Aspen gathers my things and sets up the computer at my desk. I sip the coffee, feeling a little more awake and a little more human since my shower. I feel a brush running through my hair and realize it’s River. She’s spraying conditioner on my mass of tangles trying to brush them out.

She’s not saying anything to me, but she’s being kind with each brush. It still hurts like a bitch because it’s all matted in some places and in others it’s full of knots. But she’s taking her time and using way more conditioner than I normally need.
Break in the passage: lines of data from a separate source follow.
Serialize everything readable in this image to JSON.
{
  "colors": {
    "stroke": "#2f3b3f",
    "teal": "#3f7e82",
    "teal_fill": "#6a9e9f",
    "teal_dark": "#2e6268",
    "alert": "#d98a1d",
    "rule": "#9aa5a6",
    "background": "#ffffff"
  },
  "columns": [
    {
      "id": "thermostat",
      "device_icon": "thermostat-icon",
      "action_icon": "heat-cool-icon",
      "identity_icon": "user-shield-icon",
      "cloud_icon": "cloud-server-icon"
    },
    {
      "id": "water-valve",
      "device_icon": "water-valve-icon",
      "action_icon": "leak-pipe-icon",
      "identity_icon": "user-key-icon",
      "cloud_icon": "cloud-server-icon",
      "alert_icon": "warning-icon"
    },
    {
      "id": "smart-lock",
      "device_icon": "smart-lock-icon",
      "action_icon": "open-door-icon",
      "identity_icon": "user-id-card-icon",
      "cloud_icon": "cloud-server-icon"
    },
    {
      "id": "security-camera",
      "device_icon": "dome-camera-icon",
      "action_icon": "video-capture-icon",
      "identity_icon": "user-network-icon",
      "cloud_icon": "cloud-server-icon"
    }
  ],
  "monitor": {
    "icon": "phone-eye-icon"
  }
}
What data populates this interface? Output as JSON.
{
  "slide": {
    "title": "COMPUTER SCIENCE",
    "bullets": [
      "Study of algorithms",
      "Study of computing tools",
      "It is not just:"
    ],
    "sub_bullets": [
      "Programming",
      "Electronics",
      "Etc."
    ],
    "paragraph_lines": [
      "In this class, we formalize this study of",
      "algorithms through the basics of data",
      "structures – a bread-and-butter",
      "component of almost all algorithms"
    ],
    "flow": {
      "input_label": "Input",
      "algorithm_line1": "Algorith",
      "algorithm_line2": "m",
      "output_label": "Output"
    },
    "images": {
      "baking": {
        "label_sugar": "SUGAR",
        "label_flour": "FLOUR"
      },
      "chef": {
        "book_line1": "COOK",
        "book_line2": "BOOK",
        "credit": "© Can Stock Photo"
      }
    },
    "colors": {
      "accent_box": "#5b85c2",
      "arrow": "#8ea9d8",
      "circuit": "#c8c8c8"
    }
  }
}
“We’ll be outside if you need us,” Aspen says as she pulls up Zoom on my laptop. I shouldn’t be surprised she guessed my password, or maybe she remembered it from when we were roomies.

“C-can you stay? I-I don’t want to be alone,” I admit.

Aspen looks at River, who’s still brushing my hair. I can feel her nod, and Aspen smiles at me encouragingly. River keeps brushing as I take a seat at my desk, and Shirley, my therapist, pops on the screen. River sits on the bed next to Aspen.

“Hey, Cari, I’m hearing you’re not having such a good time? Why don’t you tell me what’s going on?” Shirley says, tucking her grey hair behind her ears.

I glance at River and Aspen, they’re holding hands, Aspen brushing her thumb over River’s.

“I had a bit of an issue with my social media and lost my account, on top of losing Max, and I guess I spent a week or two in bed not really doing much.” I sigh.

“Okay, tell me more about that. I know you and Max were having a rough time, but what happened with your social media? I thought your career relies heavily on posting and having a social presence.”